Energy. The more people we have, the more energy we will consume. Go for energy sources that are profitable and don’t need government subsidies. Whenever you depend on the government, you could get in trouble.
Temp staffing. Every company is firing people and replacing them with temp staffers.
Batteries. If you can figure out how to invest in Lithium, then go for it. I explain easy ways to invest in demographic trends that in ways other people aren’t looking in my Backdoor Investing Checklist.
O) If no housing and only 30% of my portfolio in stocks, then what should I do with the rest of my money? Cash is a beautiful thing to have. You can pay for all of your basic needs with it.
P) What does that mean, “invest in myself?”
It costs almost nothing to start a business. Find something people want and start posting information about it on a blog and then upsell your services on the blog.Or write 1000 small books about different topics and publish them on Amazon. You can do this on the side while you learn and have a full time job and then when you are ready, you can jump to your other passive streams of income. I have a podcast coming up soon with a guy who makes $25,000 a month doing this. Note: It takes a lot of work to find “passive” income but when it happens, it’s worth it. These are some ideas. There are many others.

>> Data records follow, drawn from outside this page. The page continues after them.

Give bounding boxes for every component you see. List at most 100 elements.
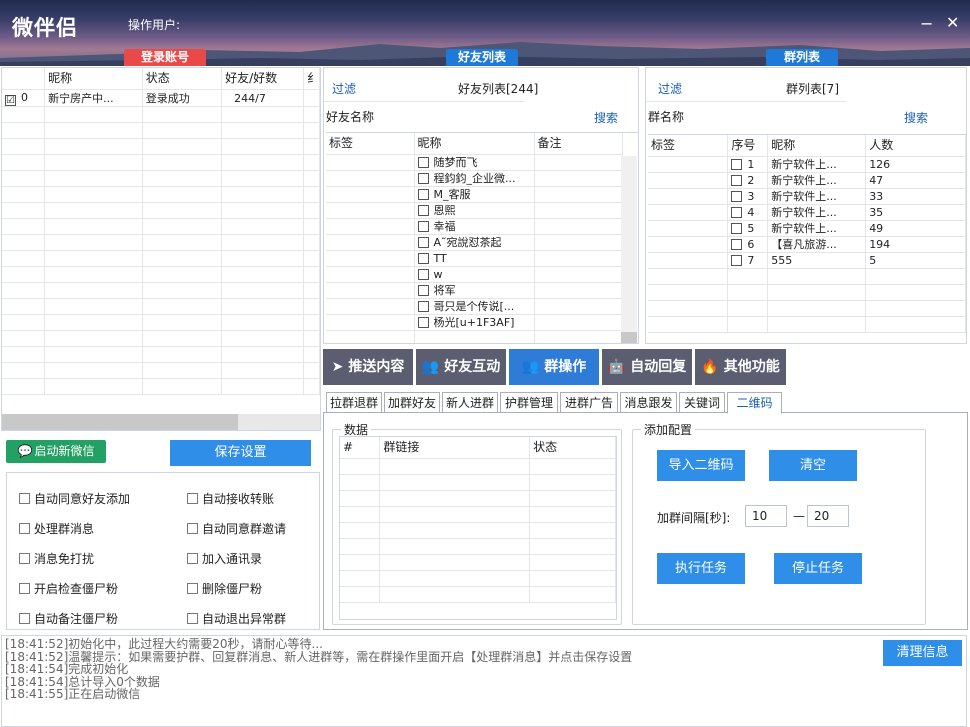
table-row[interactable]	[2, 218, 320, 235]
subtab-pull-quit-group[interactable]: 拉群退群	[326, 392, 382, 413]
column-header[interactable]: 群链接	[379, 437, 531, 459]
column-header[interactable]: 标签	[648, 135, 729, 157]
horizontal-scrollbar[interactable]	[2, 414, 320, 430]
subtab-new-member[interactable]: 新人进群	[442, 392, 498, 413]
table-row[interactable]	[2, 186, 320, 203]
row-checkbox[interactable]	[731, 239, 743, 250]
stop-task-button[interactable]: 停止任务	[774, 553, 862, 584]
friends-search-link[interactable]: 搜索	[594, 109, 618, 126]
subtab-group-protection[interactable]: 护群管理	[500, 392, 558, 413]
groups-search-link[interactable]: 搜索	[904, 109, 928, 126]
option-checkbox[interactable]: 自动同意好友添加	[19, 490, 130, 507]
table-row[interactable]	[340, 506, 616, 523]
option-checkbox[interactable]: 处理群消息	[19, 520, 94, 537]
table-row[interactable]	[2, 154, 320, 171]
tab-friend-interaction[interactable]: 👥 好友互动	[416, 349, 506, 385]
subtab-qr-code[interactable]: 二维码	[727, 392, 782, 414]
row-checkbox[interactable]	[417, 205, 429, 216]
column-header[interactable]: #	[340, 437, 381, 459]
option-checkbox[interactable]: 开启检查僵尸粉	[19, 580, 118, 597]
table-row[interactable]	[340, 458, 616, 475]
table-row[interactable]: 7 555 5	[648, 252, 966, 269]
table-row[interactable]: 哥只是个传说[...	[326, 298, 623, 315]
column-header[interactable]: 好友/好数	[221, 68, 304, 90]
table-row[interactable]	[2, 330, 320, 347]
interval-min-input[interactable]: 10	[745, 505, 787, 527]
interval-max-input[interactable]: 20	[807, 505, 849, 527]
minimize-icon[interactable]: −	[920, 14, 933, 33]
table-row[interactable]	[340, 586, 616, 603]
table-row[interactable]	[2, 282, 320, 299]
row-checkbox[interactable]	[417, 269, 429, 280]
table-row[interactable]: 恩熙	[326, 202, 623, 219]
table-row[interactable]: 随梦而飞	[326, 154, 623, 171]
import-qr-button[interactable]: 导入二维码	[657, 450, 745, 481]
table-row[interactable]	[2, 266, 320, 283]
table-row[interactable]	[648, 284, 966, 301]
row-checkbox[interactable]	[417, 301, 429, 312]
close-icon[interactable]: ✕	[946, 13, 959, 32]
table-row[interactable]: 6 【喜凡旅游... 194	[648, 236, 966, 253]
table-row[interactable]: TT	[326, 250, 623, 267]
row-checkbox[interactable]: ☑	[5, 95, 16, 106]
groups-filter-link[interactable]: 过滤	[658, 80, 682, 97]
option-checkbox[interactable]: 自动接收转账	[187, 490, 274, 507]
table-row[interactable]	[2, 122, 320, 139]
table-row[interactable]: 程鈞鈞_企业微...	[326, 170, 623, 187]
log-output[interactable]: [18:41:52]初始化中，此过程大约需要20秒，请耐心等待... [18:4…	[1, 635, 967, 727]
row-checkbox[interactable]	[731, 223, 743, 234]
row-checkbox[interactable]	[731, 175, 743, 186]
row-checkbox[interactable]	[417, 285, 429, 296]
option-checkbox[interactable]: 自动同意群邀请	[187, 520, 286, 537]
table-row[interactable]	[340, 570, 616, 587]
row-checkbox[interactable]	[417, 221, 429, 232]
table-row[interactable]	[2, 314, 320, 331]
table-row[interactable]	[2, 138, 320, 155]
subtab-message-follow[interactable]: 消息跟发	[620, 392, 677, 413]
table-row[interactable]	[2, 234, 320, 251]
row-checkbox[interactable]	[731, 191, 743, 202]
option-checkbox[interactable]: 自动备注僵尸粉	[19, 610, 118, 627]
run-task-button[interactable]: 执行任务	[657, 553, 745, 584]
table-row[interactable]: 幸福	[326, 218, 623, 235]
scrollbar-thumb[interactable]	[621, 332, 637, 343]
option-checkbox[interactable]: 自动退出异常群	[187, 610, 286, 627]
tab-push-content[interactable]: ➤ 推送内容	[323, 349, 413, 385]
table-row[interactable]	[2, 106, 320, 123]
subtab-keywords[interactable]: 关键词	[679, 392, 725, 413]
vertical-scrollbar[interactable]	[621, 156, 637, 343]
row-checkbox[interactable]	[731, 207, 743, 218]
table-row[interactable]	[2, 298, 320, 315]
column-header[interactable]: 昵称	[767, 135, 867, 157]
table-row[interactable]: 将军	[326, 282, 623, 299]
option-checkbox[interactable]: 加入通讯录	[187, 550, 262, 567]
table-row[interactable]	[340, 474, 616, 491]
table-row[interactable]	[648, 300, 966, 317]
row-checkbox[interactable]	[731, 255, 743, 266]
table-row[interactable]	[2, 362, 320, 379]
table-row[interactable]	[648, 268, 966, 285]
row-checkbox[interactable]	[417, 317, 429, 328]
start-wechat-button[interactable]: 💬 启动新微信	[6, 440, 106, 463]
tab-auto-reply[interactable]: 🤖 自动回复	[602, 349, 692, 385]
column-header[interactable]: 序号	[727, 135, 769, 157]
row-checkbox[interactable]	[417, 237, 429, 248]
table-row[interactable]	[340, 538, 616, 555]
table-row[interactable]: 3 新宁软件上... 33	[648, 188, 966, 205]
row-checkbox[interactable]	[731, 159, 743, 170]
table-row[interactable]	[2, 170, 320, 187]
clear-button[interactable]: 清空	[769, 450, 857, 481]
table-row[interactable]	[2, 346, 320, 363]
subtab-group-ads[interactable]: 进群广告	[560, 392, 618, 413]
option-checkbox[interactable]: 消息免打扰	[19, 550, 94, 567]
table-row[interactable]: 2 新宁软件上... 47	[648, 172, 966, 189]
table-row[interactable]: 5 新宁软件上... 49	[648, 220, 966, 237]
table-row[interactable]: ☑ 0 新宁房产中... 登录成功 244/7	[2, 89, 320, 107]
table-row[interactable]: 杨光[u+1F3AF]	[326, 314, 623, 331]
row-checkbox[interactable]	[417, 189, 429, 200]
tab-group-operations[interactable]: 👥 群操作	[509, 349, 599, 385]
column-header[interactable]: 昵称	[414, 133, 535, 155]
row-checkbox[interactable]	[417, 253, 429, 264]
column-header[interactable]: 备注	[534, 133, 623, 155]
table-row[interactable]	[326, 330, 623, 343]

Invest in experiences rather than possessions. Figure out interesting and unique experiences you can have or places you can go to (but they don’t always have to be places). Experiences pay much higher dividends than an extra TV or a nicer car.

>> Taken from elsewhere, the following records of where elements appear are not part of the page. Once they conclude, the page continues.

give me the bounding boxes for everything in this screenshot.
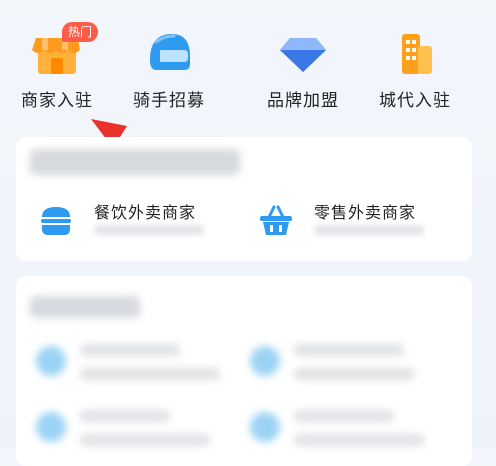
blurred-list	[16, 276, 472, 466]
helmet-icon	[150, 34, 190, 70]
merchant-type-card: 餐饮外卖商家 零售外卖商家	[16, 137, 472, 261]
grid-item-label: 商家入驻	[21, 91, 93, 111]
burger-icon	[41, 207, 71, 235]
top-entry-grid: 热门 商家入驻 骑手招募 品牌加盟 城代入驻	[0, 18, 496, 118]
grid-item-label: 品牌加盟	[267, 91, 339, 111]
blurred-section-title	[30, 149, 240, 175]
blurred-subtitle	[314, 225, 424, 235]
grid-item-rider-recruit[interactable]: 骑手招募	[114, 18, 224, 118]
diamond-icon	[280, 38, 326, 72]
grid-item-merchant-join[interactable]: 热门 商家入驻	[2, 18, 112, 118]
building-icon	[402, 34, 432, 74]
catering-merchant-option[interactable]: 餐饮外卖商家	[28, 195, 238, 245]
grid-item-city-agent[interactable]: 城代入驻	[360, 18, 470, 118]
hot-badge: 热门	[62, 22, 99, 42]
blurred-content-card	[16, 276, 472, 466]
retail-merchant-option[interactable]: 零售外卖商家	[248, 195, 458, 245]
catering-merchant-label: 餐饮外卖商家	[94, 203, 197, 222]
blurred-subtitle	[94, 225, 204, 235]
grid-item-brand-franchise[interactable]: 品牌加盟	[248, 18, 358, 118]
retail-merchant-label: 零售外卖商家	[314, 203, 417, 222]
basket-icon	[260, 205, 292, 235]
grid-item-label: 城代入驻	[379, 91, 451, 111]
grid-item-label: 骑手招募	[133, 91, 205, 111]
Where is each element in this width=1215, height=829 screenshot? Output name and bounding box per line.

Reading is the best return on investment. You have to live your entire life in order to know one life.But with reading you can know 1000s of people’s lives for almost no cost. What a great return!
R) What else should I do with my money?
Money is just a side effect of health.
Here’s the whole thing: stay physically healthy in whatever way you know how (sleep well, eat well, exercise). Be around good people who love you and respect you and who you love and respect, and be grateful every day.
Think of new things each day (or all day) to be grateful for. “Gratitude” is another word for “Abundance” because the things you are most grateful for, become abundant in your life.
And finally, write down 10-20 bad ideas a day. Or good ideas. It doesn’t matter. After exercising my idea muscle for six months, I felt like an idea machine. It was like a super power that just wouldn’t stop. Money and abundance in your life is a natural side effect of the above. I know this for myself but now since writing about it for almost four years I can tell you from the letters I get that it works for others.
You can always make money back when you’ve lost it.But one single split moment of stress and anxiety you will never make back again.